Dana tersebut disebut dipungut sebagai kewajiban rutin bulanan, dengan nominal berkisar antara Rp25 juta hingga Rp40 juta per bulan per unit ekskavator, dan diduga telah berlangsung bertahun-tahun. Namun hingga kini, belum terlihat langkah penegakan hukum tegas terhadap praktik tersebut.
Preseden Buruk bagi Investasi di Papua
Andi menilai kasus ini sebagai preseden buruk bagi iklim investasi di Papua. Menurutnya, tambang ilegal yang patuh pada mekanisme “iuran gelap” justru dibiarkan, sementara investor resmi yang taat administrasi diproses secara pidana.
Jika investor sah saja bisa diperlakukan seperti ini, maka Papua akan dicatat sebagai wilayah yang tidak aman bagi investasi yang jujur, “Saya taat hukum, bukan penyembah aturan gelap.”ujarnya.

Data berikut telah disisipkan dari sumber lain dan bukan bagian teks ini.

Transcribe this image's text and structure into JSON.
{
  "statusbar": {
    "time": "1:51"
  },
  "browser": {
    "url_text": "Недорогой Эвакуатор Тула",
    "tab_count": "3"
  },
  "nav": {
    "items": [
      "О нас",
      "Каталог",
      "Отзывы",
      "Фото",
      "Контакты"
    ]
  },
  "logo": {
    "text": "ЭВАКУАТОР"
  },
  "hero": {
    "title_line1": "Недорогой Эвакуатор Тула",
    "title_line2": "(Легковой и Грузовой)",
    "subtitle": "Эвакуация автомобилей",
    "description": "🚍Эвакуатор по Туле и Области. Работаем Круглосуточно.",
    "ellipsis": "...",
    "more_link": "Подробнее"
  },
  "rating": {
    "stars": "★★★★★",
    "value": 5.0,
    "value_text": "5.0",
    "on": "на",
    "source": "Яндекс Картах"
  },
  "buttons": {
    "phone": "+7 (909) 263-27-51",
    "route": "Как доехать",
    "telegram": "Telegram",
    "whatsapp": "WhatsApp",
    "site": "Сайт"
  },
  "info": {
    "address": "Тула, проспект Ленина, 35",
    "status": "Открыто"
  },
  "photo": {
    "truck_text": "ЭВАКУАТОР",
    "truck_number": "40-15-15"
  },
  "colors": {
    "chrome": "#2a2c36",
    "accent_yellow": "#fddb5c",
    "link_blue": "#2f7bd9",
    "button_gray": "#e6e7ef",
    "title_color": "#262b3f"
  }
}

Kasus ini kini menjadi ujian serius bagi negara: apakah hukum akan ditegakkan untuk keadilan, atau terus dijadikan alat transaksi dan tekanan. Publik menunggu langkah tegas aparat penegak hukum serta putusan pengadilan yang adil, objektif, dan bermartabat.
“Akar hukum yang cacat di tanam di awal, hanya tumbuh menjadi benalu pembunuh moralitas keadilan”.**
(Investigasi Indonesia jurnalis)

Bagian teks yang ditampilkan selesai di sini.